We can use John’s answers to the questions of his followers for our own diagnostic test when examining ourselves. John’s first answer was to love by sharing with those who have less than we have. Sharing with others was already part of the jewish law. Farmers were required by law to leave the edges of their fields unharvested so the poor could get food. It was required by law to support one's relatives who needed help. Prophets always spoke about caring for the poor, widows and orphans.
While most of us don’t consider ourselves to be rich, the epidemic of obesity tells us that we enjoy more food than we need. Most of us have closets that are stuffed full, some even have rooms in their homes that are designated as closets, indicating that we have much more clothing than we really need. Supersize is every where, restaurant meals, drinks, SUVs, grand bathrooms, and mansions. Is this a place where we can tweak? Can we share more with those who have need?

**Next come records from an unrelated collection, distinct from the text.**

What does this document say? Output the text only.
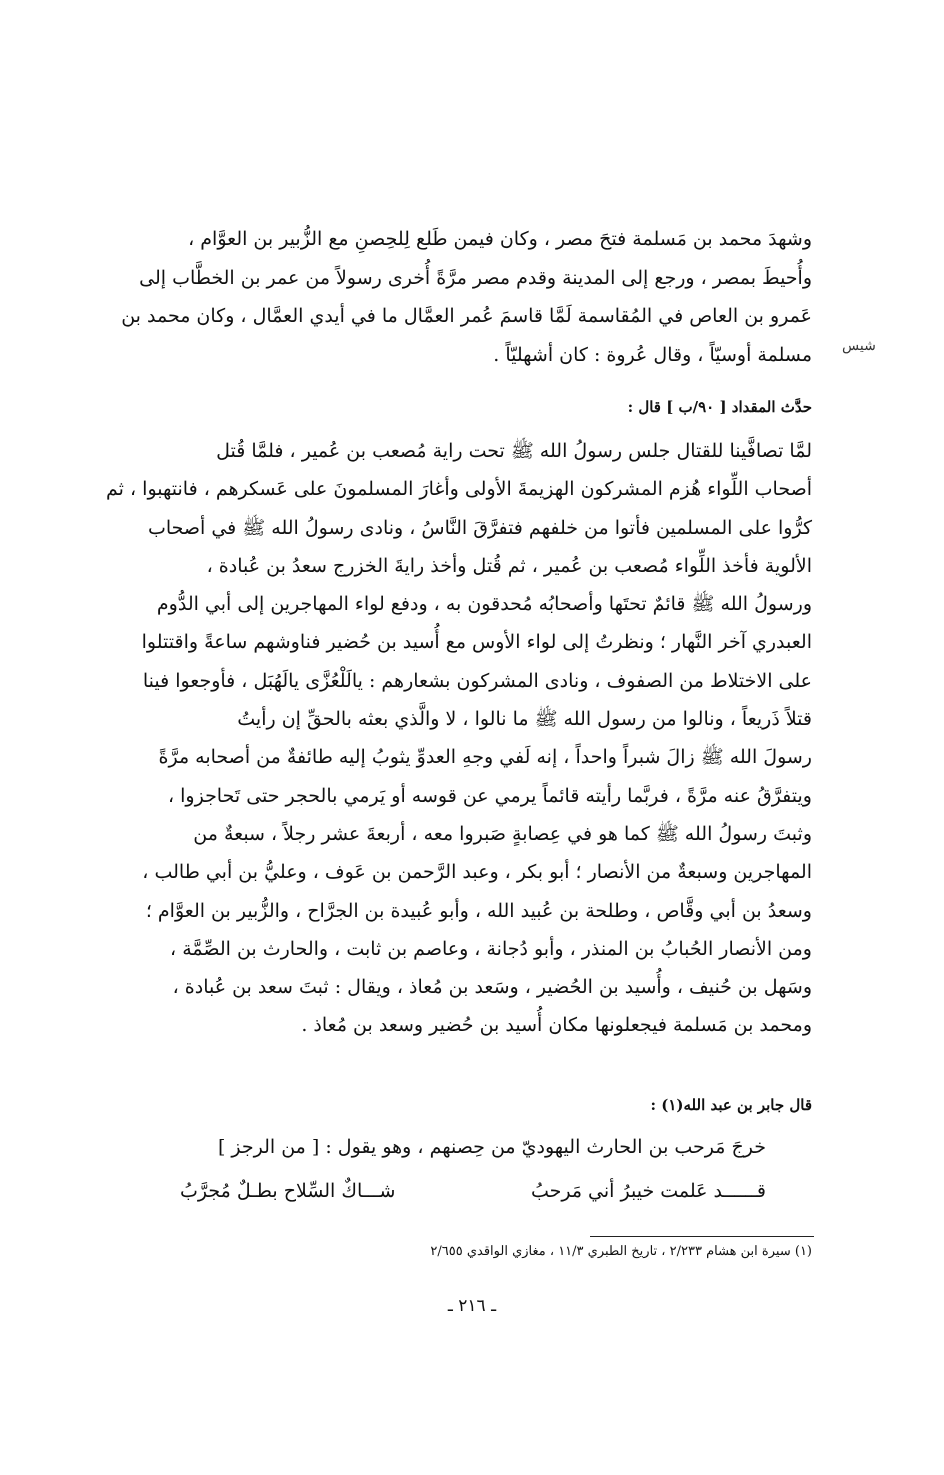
وشهدَ محمد بن مَسلمة فتحَ مصر ، وكان فيمن طَلع لِلحِصنِ مع الزُّبير بن العوَّام ،

وأُحيطَ بمصر ، ورجع إلى المدينة وقدم مصر مرَّةً أُخرى رسولاً من عمر بن الخطَّاب إلى

عَمرو بن العاص في المُقاسمة لَمَّا قاسمَ عُمر العمَّال ما في أيدي العمَّال ، وكان محمد بن

مسلمة أوسيّاً ، وقال عُروة : كان أشهليّاً . شيس
حدَّث المقداد [ ٩٠/ب ] قال :

لمَّا تصافَّينا للقتال جلس رسولُ الله ﷺ تحت راية مُصعب بن عُمير ، فلمَّا قُتل

أصحاب اللِّواء هُزم المشركون الهزيمةَ الأولى وأغارَ المسلمونَ على عَسكرهم ، فانتهبوا ، ثم

كرُّوا على المسلمين فأتوا من خلفهم فتفرَّقَ النَّاسُ ، ونادى رسولُ الله ﷺ في أصحاب

الألوية فأخذ اللِّواء مُصعب بن عُمير ، ثم قُتل وأخذ رايةَ الخزرج سعدُ بن عُبادة ،

ورسولُ الله ﷺ قائمٌ تحتَها وأصحابُه مُحدقون به ، ودفع لواء المهاجرين إلى أبي الدُّوم

العبدري آخر النَّهار ؛ ونظرتُ إلى لواء الأوس مع أُسيد بن حُضير فناوشهم ساعةً واقتتلوا

على الاختلاط من الصفوف ، ونادى المشركون بشعارهم : يالَلْعُزَّى يالَهُبَل ، فأوجعوا فينا

قتلاً ذَريعاً ، ونالوا من رسول الله ﷺ ما نالوا ، لا والَّذي بعثه بالحقِّ إن رأيتُ

رسولَ الله ﷺ زالَ شبراً واحداً ، إنه لَفي وجهِ العدوِّ يثوبُ إليه طائفةٌ من أصحابه مرَّةً

ويتفرَّقُ عنه مرَّةً ، فربَّما رأيته قائماً يرمي عن قوسه أو يَرمي بالحجر حتى تَحاجزوا ،

وثبتَ رسولُ الله ﷺ كما هو في عِصابةٍ صَبروا معه ، أربعةَ عشر رجلاً ، سبعةٌ من

المهاجرين وسبعةٌ من الأنصار ؛ أبو بكر ، وعبد الرَّحمن بن عَوف ، وعليُّ بن أبي طالب ،

وسعدُ بن أبي وقَّاص ، وطلحة بن عُبيد الله ، وأبو عُبيدة بن الجرَّاح ، والزُّبير بن العوَّام ؛

ومن الأنصار الحُبابُ بن المنذر ، وأبو دُجانة ، وعاصم بن ثابت ، والحارث بن الصِّمَّة ،

وسَهل بن حُنيف ، وأُسيد بن الحُضير ، وسَعد بن مُعاذ ، ويقال : ثبتَ سعد بن عُبادة ،

ومحمد بن مَسلمة فيجعلونها مكان أُسيد بن حُضير وسعد بن مُعاذ .

قال جابر بن عبد الله(١) :
خرجَ مَرحب بن الحارث اليهوديّ من حِصنهم ، وهو يقول : [ من الرجز ]
قــــــد عَلمت خيبرُ أني مَرحبُ
شـــاكٌ السِّلاح بطـلٌ مُجرَّبُ
(١) سيرة ابن هشام ٢/٢٣٣ ، تاريخ الطبري ١١/٣ ، مغازي الواقدي ٢/٦٥٥
ـ ٢١٦ ـ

John tells us to be honest in ALL of our dealings, in our relationships, our businesses, and in our homes? Think about how our actions and words affect others. Does our honesty with others need some tweaking?
And finally, John tells us not to abuse our power. How do we handle our power at work and at home? Most of us don’t think of ourselves as having power but we do. We have the power of privilege; white privilege, male privilege, heterosexual privilege, privilege of wealth or of health. Are you even aware of your power and how it affects others? Do we only use our power to benefit ourselves? Can we tweak our lives by using our power differently: to help empower others, to advocate for others , to be a voice for those who need our help, to help put into positions people and systems that will protect and provide for the less fortunate?
We have a couple of weeks left in Advent to continue our reflection and our tune up. We are preparing ourselves, with God’s help, to transform our fears and concerns into joy, the chaos and turmoil of our world into peace by learning to love the way Christ taught us to love. And then on Christmas morning we will truly experience the fullness of joy when we celebrate the birth of our Lord and Savior, Jesus Christ.